Then I read the signs placed on the display case: ‘Local.’ ‘Maryland.’ ‘Local.’ ‘Virginia.’

I’m venturing a guess that the young guy was a hair off base with his New Zealand answer. Unless New Zealand is considered local, and there’s a Shenandoah, New Zealand.

Leah and I walked some more, finally settling at the cupcake stand. I’m not much of a cupcake person, but splitting one between the two of us sounded about right. We picked out a cookies ‘n cream cupcake.

Leah tried to cut the cupcake in half, but the thing was chilled solid. She could barely work her way through it.

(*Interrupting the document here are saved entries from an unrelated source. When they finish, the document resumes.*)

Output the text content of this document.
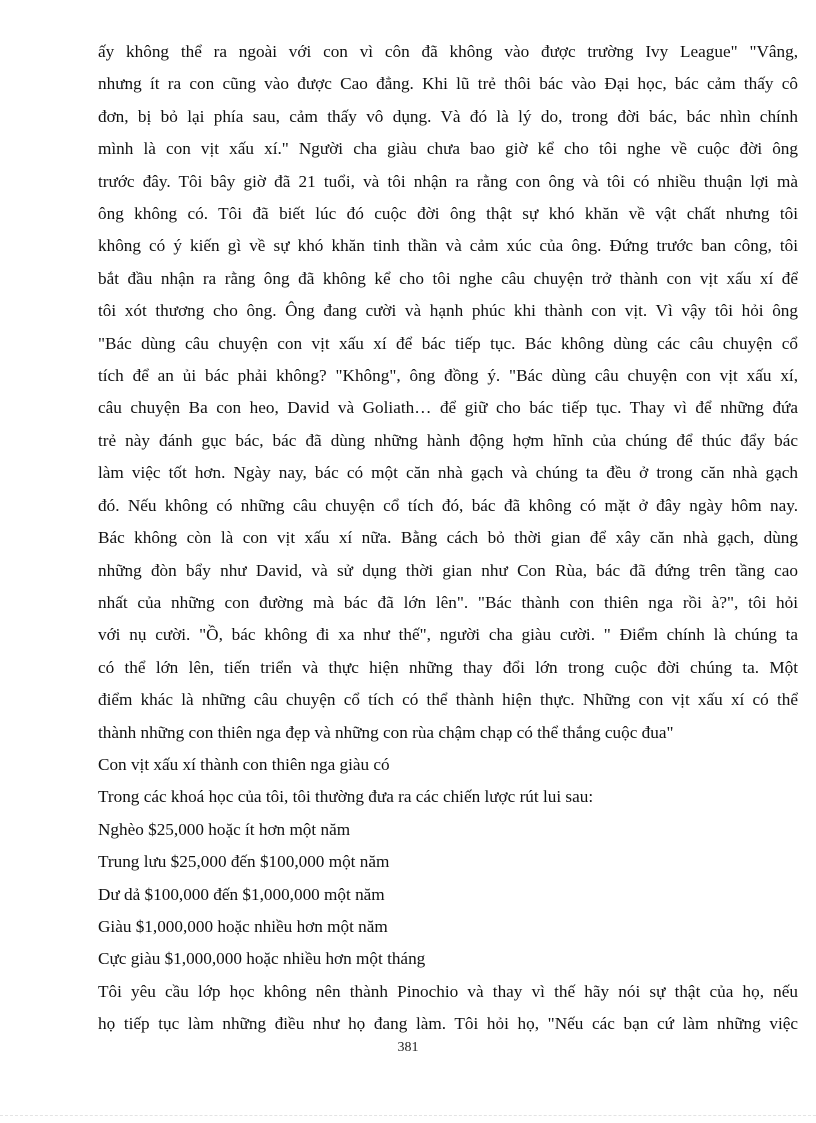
ấy không thể ra ngoài với con vì côn đã không vào được trường Ivy League" "Vâng,
nhưng ít ra con cũng vào được Cao đẳng. Khi lũ trẻ thôi bác vào Đại học, bác cảm thấy cô
đơn, bị bỏ lại phía sau, cảm thấy vô dụng. Và đó là lý do, trong đời bác, bác nhìn chính
mình là con vịt xấu xí." Người cha giàu chưa bao giờ kể cho tôi nghe về cuộc đời ông
trước đây. Tôi bây giờ đã 21 tuổi, và tôi nhận ra rằng con ông và tôi có nhiều thuận lợi mà
ông không có. Tôi đã biết lúc đó cuộc đời ông thật sự khó khăn về vật chất nhưng tôi
không có ý kiến gì về sự khó khăn tinh thần và cảm xúc của ông. Đứng trước ban công, tôi
bắt đầu nhận ra rằng ông đã không kể cho tôi nghe câu chuyện trở thành con vịt xấu xí để
tôi xót thương cho ông. Ông đang cười và hạnh phúc khi thành con vịt. Vì vậy tôi hỏi ông
"Bác dùng câu chuyện con vịt xấu xí để bác tiếp tục. Bác không dùng các câu chuyện cổ
tích để an ủi bác phải không? "Không", ông đồng ý. "Bác dùng câu chuyện con vịt xấu xí,
câu chuyện Ba con heo, David và Goliath… để giữ cho bác tiếp tục. Thay vì để những đứa
trẻ này đánh gục bác, bác đã dùng những hành động hợm hĩnh của chúng để thúc đẩy bác
làm việc tốt hơn. Ngày nay, bác có một căn nhà gạch và chúng ta đều ở trong căn nhà gạch
đó. Nếu không có những câu chuyện cổ tích đó, bác đã không có mặt ở đây ngày hôm nay.
Bác không còn là con vịt xấu xí nữa. Bằng cách bỏ thời gian để xây căn nhà gạch, dùng
những đòn bẩy như David, và sử dụng thời gian như Con Rùa, bác đã đứng trên tầng cao
nhất của những con đường mà bác đã lớn lên". "Bác thành con thiên nga rồi à?", tôi hỏi
với nụ cười. "Ồ, bác không đi xa như thế", người cha giàu cười. " Điểm chính là chúng ta
có thể lớn lên, tiến triển và thực hiện những thay đổi lớn trong cuộc đời chúng ta. Một
điểm khác là những câu chuyện cổ tích có thể thành hiện thực. Những con vịt xấu xí có thể
thành những con thiên nga đẹp và những con rùa chậm chạp có thể thắng cuộc đua"
Con vịt xấu xí thành con thiên nga giàu có
Trong các khoá học của tôi, tôi thường đưa ra các chiến lược rút lui sau:
Nghèo $25,000 hoặc ít hơn một năm
Trung lưu $25,000 đến $100,000 một năm
Dư dả $100,000 đến $1,000,000 một năm
Giàu $1,000,000 hoặc nhiều hơn một năm
Cực giàu $1,000,000 hoặc nhiều hơn một tháng
Tôi yêu cầu lớp học không nên thành Pinochio và thay vì thế hãy nói sự thật của họ, nếu
họ tiếp tục làm những điều như họ đang làm. Tôi hỏi họ, "Nếu các bạn cứ làm những việc
381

And it tasted bad. Not the texture of a cupcake at all; more like cold cookie dough with a mound of frosting.  A couple of bites were all I could handle.

As food success goes, we went 1 out of 3.  That’s good for a baseball batting average; it’s not so good for sampling food.  It’s possible we made the wrong choices, or the particular vendors we stopped at were having a bad day. I’d like to think what we ate isn’t representative of the market as a whole. That’d be a real shame.

I’d like to return to Union Market again, because my first impression was … iffy. What does it want to be? Reading Terminal Market has something for everyone, and seems to function as both a tourist destination and a stop for Philly regulars of all types. Union Market exudes a more exclusive sheen. Rather than being exclusive, isn’t there some room for inclusive?